Spring 2021 Colloquia

Previous Colloquia:

Friday, April 16th: Qing Lu (Biostatistics, University of Florida)

Title: A Kernel-Based Neural Network for High-dimensional Risk Prediction on Massive Genetic Data

Abstract: Artificial intelligence (AI) is a thriving research field with many successful applications in areas such as computer vision and speech recognition. Neural-network-based methods (e.g., deep learning) play a central role in modern AI technology. While neural-network-based methods also hold great promise for genetic research, the high-dimensionality of genetic data, the massive amounts of study samples, and complex relationships between genetic variants and disease outcomes bring tremendous analytic and computational challenges. To address these challenges, we propose a kernel-based neural network (KNN) method. KNN inherits features from both linear mixed models (LMM) and classical neural networks and is designed for high-dimensional genetic data analysis. Unlike the classic neural network, KNN summarizes a large number of genetic variants into kernel matrices and uses the kernel matrices as input matrices.

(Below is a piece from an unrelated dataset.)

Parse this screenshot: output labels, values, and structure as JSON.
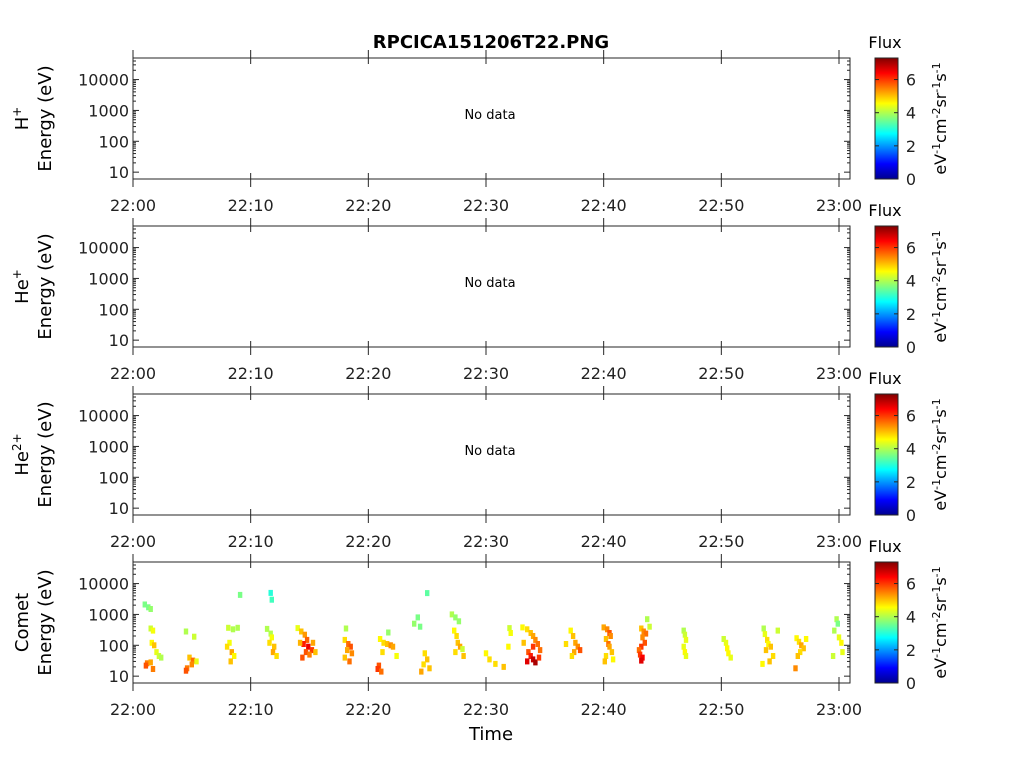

Based on the kernel matrices, KNN builds a feedforward neural network to model the complex relationship between genetic variants and a disease outcome. Minimum norm quadratic unbiased estimation and batch training are implemented in KNN to accelerate the computation, making KNN applicable to massive datasets with millions of samples. Through simulations, we demonstrate the advantages of KNN over LMM in terms of prediction accuracy and computational efficiency. We also apply KNN to the large-scale UK Biobank dataset, evaluating the role of a large number of genetic variants on multiple complex diseases.

Friday, April 9th: Wenbin Lu (Statistics, NCSU)

Title: Jump Q-Learning for Optimal Interval-Values Treatment Decision Rule

Abstract: An individualized decision rule (IDR) is a decision function that assigns each individual a given treatment based on his/her observed characteristics. Most of the existing works in the literature consider settings with binary or finitely many treatment options. In this work, we focus on the continuous treatment setting and propose a jump Q-learning to develop an individualized interval-valued decision rule (I2DR) that maximizes the expected outcome. Unlike IDRs that recommend a single treatment, the proposed I2DR yields an interval of treatment options for each individual, making it more flexible to implement in practice. To derive an optimal I2DR, our jump Q-learning method estimates the conditional mean of the response given the treatment and the covariates (the Q-function) via jump penalized regression, and derives the corresponding optimal I2DR based on the estimated Q-function. The regressor is allowed to be either linear for clear interpretation or deep neural network to model complex treatment-covariates interactions. To implement jump Q-learning, we develop a searching algorithm based on dynamic programming that efficiently computes the Q-function. Statistical properties of the resulting I2DR are established when the Q-function is either a piecewise or continuous function over the treatment space. We further develop a procedure to infer the mean outcome under the estimated optimal policy. Extensive simulations and a real data application to a warfarin study are conducted to demonstrate the empirical validity of the proposed I2DR.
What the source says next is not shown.